Sua figlia, Breanne, mette una bandiera sulla sua tomba,
Pine Village, Indiana, 1 Luglio 2006.

Il rapporto con la morte è diverso da persona a persona. Per questo libro, dall'autunno del 2003 alla fine del 2006 ho partecipato a cinquanta o sessanta funerali, non so esattamente, non ho tenuto il conto. Alcuni sostenevano con tutto il loro cuore la guerra e l'amministrazione Bush che l'aveva iniziata. Una minoranza era arrabbiata col governo. Ma per la maggior parte di loro la morte del proprio caro era un fatto profondamente personale, al di là della politica. È da queste famiglie che ho imparato di più. Mi hanno aiutato a mostrare quello che davvero avevano perso, l'incredibile, inestimabile sacrificio umano della guerra".

 


© Alexandra Boulat
Rifugiate afghane a Quetta, in Pakistan, pregano per le vittime dei bombardamenti americani in Afghanistan. Pakistan, settembre 2001.

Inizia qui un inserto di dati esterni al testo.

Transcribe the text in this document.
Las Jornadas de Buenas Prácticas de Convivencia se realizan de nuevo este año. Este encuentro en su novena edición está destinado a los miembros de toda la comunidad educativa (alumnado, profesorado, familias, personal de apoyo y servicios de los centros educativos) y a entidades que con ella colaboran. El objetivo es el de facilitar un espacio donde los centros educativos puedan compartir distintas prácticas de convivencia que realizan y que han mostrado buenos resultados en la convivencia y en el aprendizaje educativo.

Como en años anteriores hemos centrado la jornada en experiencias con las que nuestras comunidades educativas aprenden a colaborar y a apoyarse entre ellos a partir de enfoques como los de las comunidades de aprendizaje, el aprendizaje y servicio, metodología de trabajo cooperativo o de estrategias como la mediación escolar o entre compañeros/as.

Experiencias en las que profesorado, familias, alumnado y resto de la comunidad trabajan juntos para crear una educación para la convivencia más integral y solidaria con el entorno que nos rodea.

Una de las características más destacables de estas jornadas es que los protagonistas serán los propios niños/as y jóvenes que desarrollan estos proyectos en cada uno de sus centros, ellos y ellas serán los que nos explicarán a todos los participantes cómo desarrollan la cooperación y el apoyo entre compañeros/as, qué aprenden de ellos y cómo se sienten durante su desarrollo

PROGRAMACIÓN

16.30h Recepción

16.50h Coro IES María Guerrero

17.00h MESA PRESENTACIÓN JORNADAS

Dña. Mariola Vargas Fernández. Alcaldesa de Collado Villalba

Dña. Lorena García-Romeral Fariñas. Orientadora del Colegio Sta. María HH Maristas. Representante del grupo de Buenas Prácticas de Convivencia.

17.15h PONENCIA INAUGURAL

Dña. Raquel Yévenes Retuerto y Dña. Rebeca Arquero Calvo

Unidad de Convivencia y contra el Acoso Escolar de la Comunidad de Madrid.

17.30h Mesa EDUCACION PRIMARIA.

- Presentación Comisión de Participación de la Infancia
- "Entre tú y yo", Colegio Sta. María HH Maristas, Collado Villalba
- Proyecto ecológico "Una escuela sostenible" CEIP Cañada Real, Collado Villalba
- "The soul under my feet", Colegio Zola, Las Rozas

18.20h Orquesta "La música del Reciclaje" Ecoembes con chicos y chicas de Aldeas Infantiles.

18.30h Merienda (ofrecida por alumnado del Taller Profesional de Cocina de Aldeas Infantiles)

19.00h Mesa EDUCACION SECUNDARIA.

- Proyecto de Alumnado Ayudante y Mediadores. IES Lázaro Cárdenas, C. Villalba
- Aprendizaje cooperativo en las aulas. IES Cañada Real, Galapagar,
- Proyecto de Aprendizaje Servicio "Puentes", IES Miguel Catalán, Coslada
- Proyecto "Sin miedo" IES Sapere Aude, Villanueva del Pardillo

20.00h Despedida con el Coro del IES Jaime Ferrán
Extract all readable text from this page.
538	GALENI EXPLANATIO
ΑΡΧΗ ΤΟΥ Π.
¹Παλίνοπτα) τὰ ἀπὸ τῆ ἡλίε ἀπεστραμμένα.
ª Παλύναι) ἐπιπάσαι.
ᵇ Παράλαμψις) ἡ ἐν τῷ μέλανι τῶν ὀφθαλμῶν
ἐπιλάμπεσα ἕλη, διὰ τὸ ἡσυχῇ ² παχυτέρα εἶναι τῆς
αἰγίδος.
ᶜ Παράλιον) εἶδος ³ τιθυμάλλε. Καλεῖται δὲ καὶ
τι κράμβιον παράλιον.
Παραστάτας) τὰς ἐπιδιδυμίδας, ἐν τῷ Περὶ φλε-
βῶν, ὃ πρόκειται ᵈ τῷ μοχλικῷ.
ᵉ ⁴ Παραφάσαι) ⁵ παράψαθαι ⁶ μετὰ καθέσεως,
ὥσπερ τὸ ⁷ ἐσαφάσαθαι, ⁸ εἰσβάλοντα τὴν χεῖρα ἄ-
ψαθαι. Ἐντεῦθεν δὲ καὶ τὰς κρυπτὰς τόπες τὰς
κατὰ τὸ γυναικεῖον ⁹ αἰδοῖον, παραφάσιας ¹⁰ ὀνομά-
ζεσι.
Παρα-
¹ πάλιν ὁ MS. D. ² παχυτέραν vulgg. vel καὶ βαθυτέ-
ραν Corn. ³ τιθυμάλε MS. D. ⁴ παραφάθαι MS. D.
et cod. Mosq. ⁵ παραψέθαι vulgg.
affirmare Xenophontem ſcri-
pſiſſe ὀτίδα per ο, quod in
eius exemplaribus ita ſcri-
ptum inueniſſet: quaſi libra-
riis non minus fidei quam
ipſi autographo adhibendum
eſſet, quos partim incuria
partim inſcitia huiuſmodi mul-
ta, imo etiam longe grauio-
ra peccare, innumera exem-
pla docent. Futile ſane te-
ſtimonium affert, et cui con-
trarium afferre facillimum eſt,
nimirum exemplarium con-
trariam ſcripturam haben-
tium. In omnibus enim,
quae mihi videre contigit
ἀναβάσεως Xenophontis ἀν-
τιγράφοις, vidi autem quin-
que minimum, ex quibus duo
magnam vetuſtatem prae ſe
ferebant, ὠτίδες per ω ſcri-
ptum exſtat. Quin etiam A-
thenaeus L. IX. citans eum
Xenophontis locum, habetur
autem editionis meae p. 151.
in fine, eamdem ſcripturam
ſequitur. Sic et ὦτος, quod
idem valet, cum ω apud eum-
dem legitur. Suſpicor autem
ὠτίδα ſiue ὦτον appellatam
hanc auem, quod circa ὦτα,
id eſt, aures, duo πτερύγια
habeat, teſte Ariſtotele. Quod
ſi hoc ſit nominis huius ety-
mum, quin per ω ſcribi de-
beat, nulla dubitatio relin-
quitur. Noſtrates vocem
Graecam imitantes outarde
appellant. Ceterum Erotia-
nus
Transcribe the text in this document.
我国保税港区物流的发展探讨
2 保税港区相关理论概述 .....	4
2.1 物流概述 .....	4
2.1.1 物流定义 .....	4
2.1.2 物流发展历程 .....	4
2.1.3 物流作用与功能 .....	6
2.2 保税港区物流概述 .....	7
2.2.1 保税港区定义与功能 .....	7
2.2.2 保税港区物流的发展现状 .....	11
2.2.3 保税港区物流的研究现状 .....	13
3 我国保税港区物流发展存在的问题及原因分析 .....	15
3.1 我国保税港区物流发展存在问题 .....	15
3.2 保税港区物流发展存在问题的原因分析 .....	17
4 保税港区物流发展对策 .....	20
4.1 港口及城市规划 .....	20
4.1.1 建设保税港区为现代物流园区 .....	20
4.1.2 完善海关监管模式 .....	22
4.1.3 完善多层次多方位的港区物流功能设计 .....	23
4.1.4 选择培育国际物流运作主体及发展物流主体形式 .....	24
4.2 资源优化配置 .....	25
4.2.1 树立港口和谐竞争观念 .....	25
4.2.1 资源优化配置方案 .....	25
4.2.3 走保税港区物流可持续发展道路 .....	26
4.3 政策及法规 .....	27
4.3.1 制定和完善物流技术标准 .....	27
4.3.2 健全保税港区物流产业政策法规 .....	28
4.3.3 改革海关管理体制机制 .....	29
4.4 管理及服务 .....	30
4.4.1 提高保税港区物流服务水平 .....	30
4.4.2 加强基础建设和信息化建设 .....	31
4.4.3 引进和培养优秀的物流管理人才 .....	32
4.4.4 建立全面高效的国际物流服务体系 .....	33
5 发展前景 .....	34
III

Il lavoro di Alexandra Boulat, tra i soci fondatori dell'agenzia VII, raccoglie immagini scattate tra il 2001 e il 2007: ritratti e storie di donne che vivono in Iran, Iraq, Afghanistan, Giordania, Siria, Gaza, West Bank, un viaggio nel quotidiano femminile di giovani donne che si confrontano ogni giorno con l'Islam, il fondamentalismo, la guerra, la violenza domestica. Per descrivere lo spirito con il quale le donne dell'Islam affrontano la vita e le relazioni umane e non lanciare una campagna per i diritti delle donne. L'intero lavoro è ispirato dal desiderio di arricchire la visione che in Occidente abbiamo delle donne musulmane, di mostrare la loro forza di carattere e di condividere un momento del loro destino. Un omaggio alle donne di cultura araba. La parola "modest" identifica la richiesta della società alla donna di tenere un atteggiamento pudico e riservato.


© Alexandra Boulat
In un centro governativo di accoglienza per donne sole o con problemi sociali,
un gruppo di orfane attende il proprio turno per parlare con una rappresentante
del parlamento iraniano (con il chador) invitata per l’Iftar,
momento serale di interruzione del digiuno durante il mese del Ramadam.
Teheran, Iran, 21 ottobre 2004.

Così la Boulat presenta il suo lavoro:

Iraq
Le immagini presentate sono un tributo alle donne irachene, i cui diritti sono del tutto svaniti quando è iniziata la guerra. Prima del marzo 2003 l'Iraq era un Paese laico. Né la cultura Mediorientale né la tradizione permettevano alle donne di comportarsi come le donne occidentali, ma almeno esse non dovevano preoccuparsi della propria sicurezza e dell'Islamismo. Fino alla caduta di Saddam Hussein, le donne irachene erano vincolate a una morale molto restrittiva, a costumi conservatori e a ruoli familiari di matrice araba, ma potevano andare in giro per strada, al mercato o nei ristoranti senza indossare abiti particolari. Posters di Britney Spears erano appesi nei suk, le ragazze la sera andavano in giro da sole mangiando gelati nei fast-food e le madri portavano i figli a scuola guidando le proprie auto. Oggi è tutto diverso. Le fotografie presentate in questa mostra sono state scattate agli incroci delle strade mentre le forze Americane bombardavano la periferia di Bagdad, durante l'invasione dell'Iraq nella primavera 2003 e successivamente quando Saddam scomparve lasciando le persone e il paese nel caos più totale.


© Alexandra Boulat
Al tempio di Hazrat a Mazar-i-Sharif nel giorno riservato alle donne.
Afghanistan, 29 settembre 2004.

Afghanistan, burqa blu un po' sollevati, ma tradizioni ancora rigide.
Le donne, per la prima volta in 20 anni, sono chiamate a votare. Ragazzi e ragazze siedono insieme nelle università. Tuttavia ancora molte donne muoiono cercando di riconquistare la libertà perduta dopo 25 anni di guerre e dopo l'ultimo periodo del regime talebano. Nel nord-ovest dell'Afghanistan, nel reparto ustionati dell'ospedale di Herat, Shaima lotta fra la vita e la morte. Come molte altre donne nel Paese, si è data fuoco per sfuggire alla costrizione del proprio ambiente, alla propria matrigna e ad un matrimonio sbagliato. A Kabul, Mouna era giovane e ribelle, non voleva seguire le regole imposte dalla società afghana, era diventata giornalista e presentava un programma per giovani su Tolo TV. Ma è morta presto, suicidandosi, come sostiene la famiglia, o forse uccisa dal fratello che voleva difendere l'onore familiare, tradito dal modo di vivere della sorella.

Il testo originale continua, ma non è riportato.